Regeneron Pharmaceuticals has secured FDA accelerated approval for Otarmeni (lunsotogene parvec-cwha), an AAV vector-based gene therapy for severe-to-profound sensorineural hearing loss caused by biallelic OTOF gene variants. The approval marks the first time a gene therapy has demonstrated restoration of neurosensory function to normal levels in a clinical setting, and the first gene therapy cleared under the FDA Commissioner's National Priority Voucher program.
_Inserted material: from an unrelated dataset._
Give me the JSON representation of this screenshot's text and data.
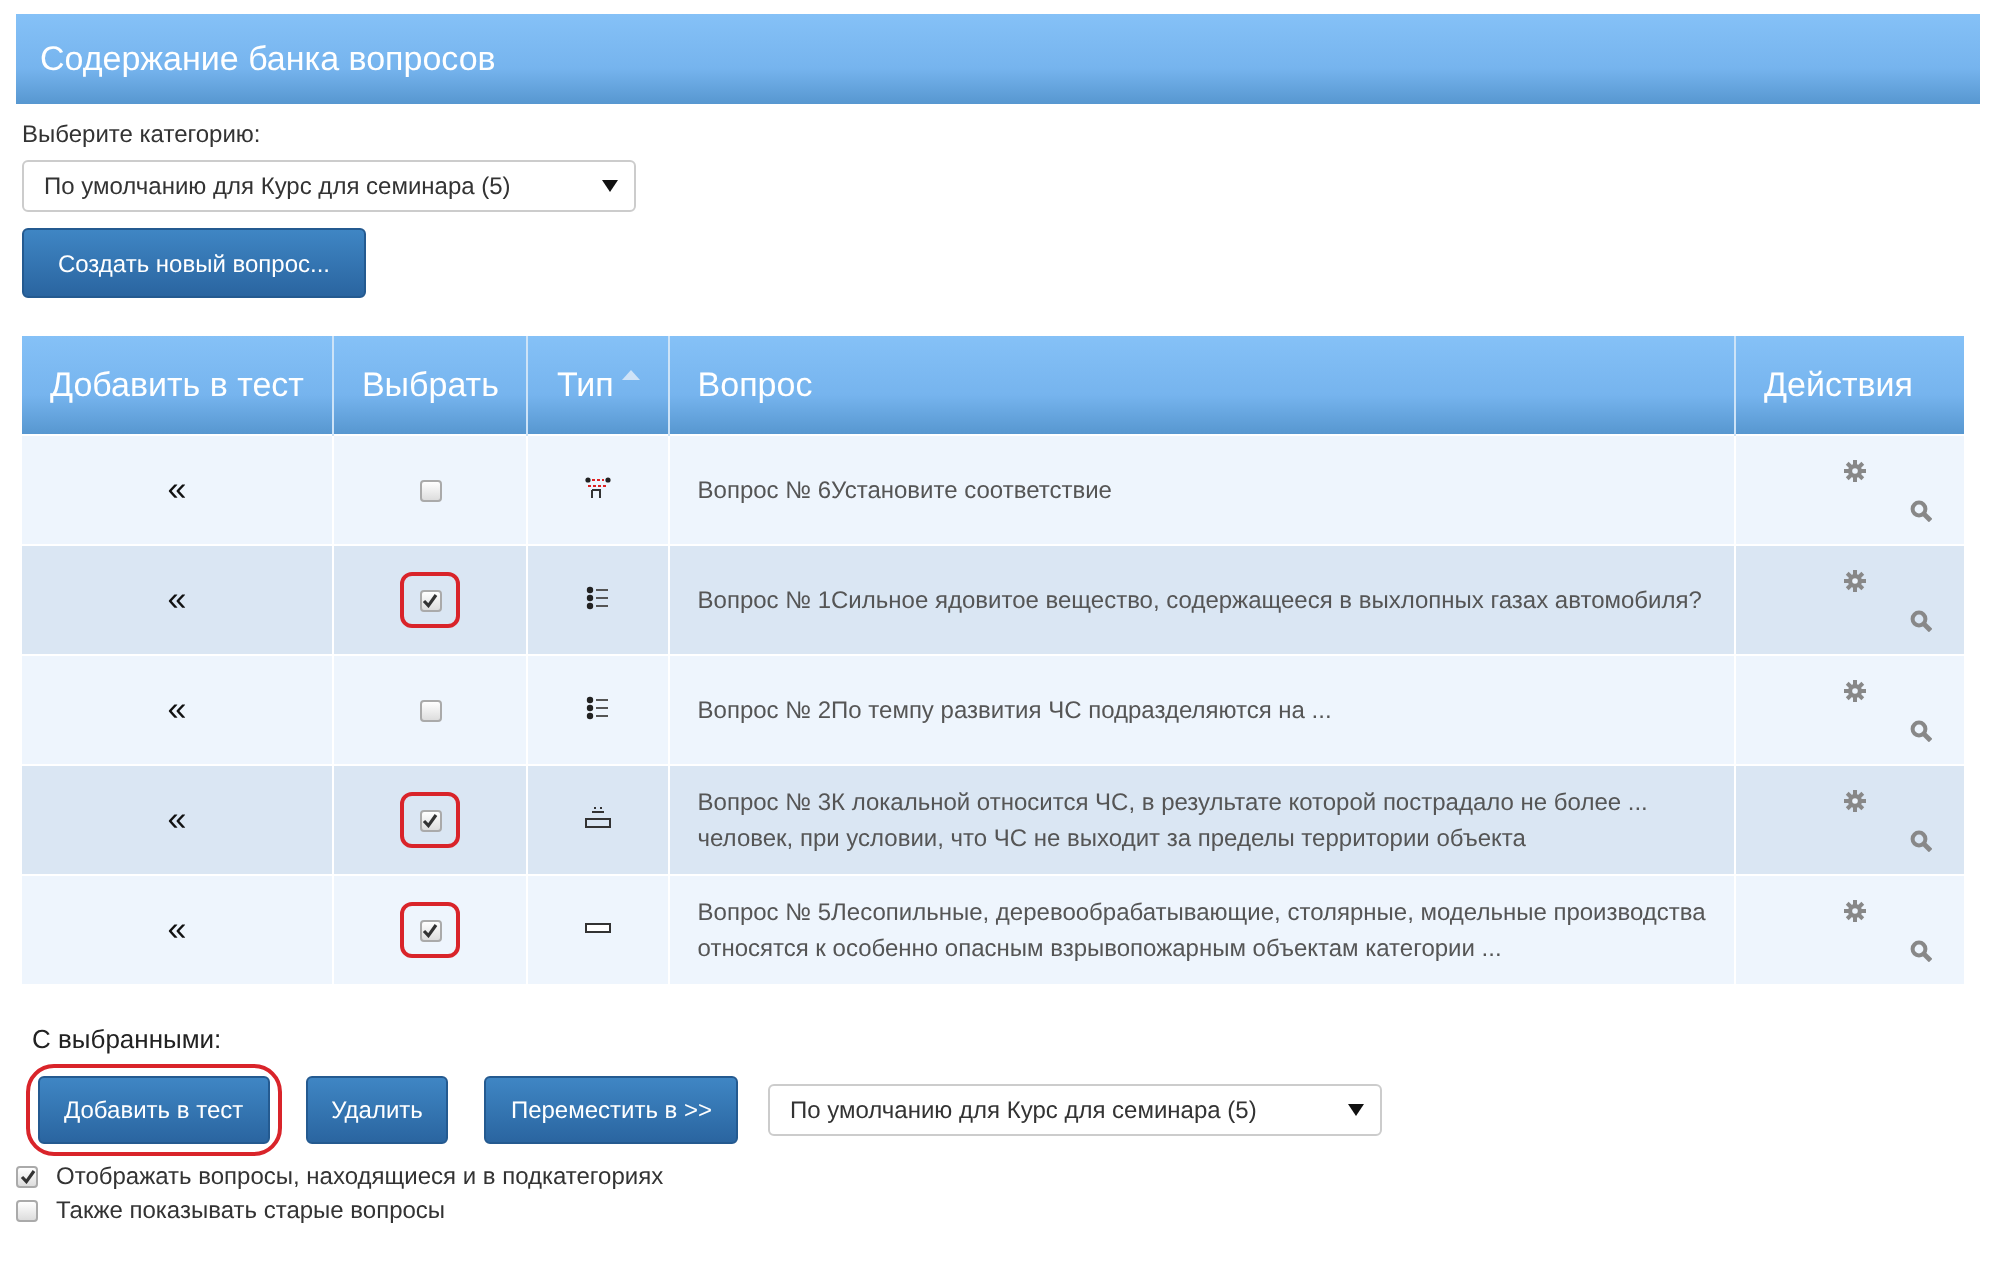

For QA and regulatory teams tracking accelerated approval pathways and emerging voucher frameworks, this decision establishes a precedent with broad implications for how ultra-rare neurosensory indications are reviewed and confirmed.

Approval was granted on the basis of hearing sensitivity improvement measured by average pure tone audiometry at week 24 in the CHORD trial. Eighty percent of participants achieved or surpassed the primary endpoint hearing level, and with longer follow-up, 42% achieved normal hearing inclusive of whisper detection. Continued approval remains contingent on verification of clinical benefit in the confirmatory portion of CHORD. The indicated population is pediatric and adult patients with PTA thresholds exceeding 90 dB HL at any frequency, molecularly confirmed biallelic OTOF variants, preserved outer hair cell function, and no prior cochlear implant in the treated ear. Otarmeni is contraindicated where preoperative imaging indicates inner ear access is not feasible, including cases involving abnormal mastoid pneumatization or clinically significant anatomic variations.

OTOF-related hearing loss affects approximately 50 newborns per year in the U.S., classifying it as ultra-rare. The condition results from absence of functional otoferlin protein, which mediates signaling between inner ear sensory cells and the auditory nerve, despite structurally intact ear anatomy. Prior to this approval, management was limited to lifelong device-based interventions. Regeneron has stated it will provide Otarmeni at no cost to U.S. patients, a distribution model that will require close coordination between specialty pharmacy, site-of-care administration teams, and payer infrastructure.

CHORD trial investigator A. Eliot Shearer, M.D., Ph.D., of Boston Children's Hospital and Harvard Medical School, noted that the therapy produced rapid, consistent hearing responses in pediatric participants. Regeneron's Chief Scientific Officer George D. Yancopoulos, M.D., Ph.D., described Otarmeni as the company's first approved genetic medicine. Manufacturing and quality teams should note that as an in vivo AAV-based therapy administered via cochlear delivery, Otarmeni will present distinct sterility assurance, process validation, and cold-chain requirements compared to systemic gene therapy platforms.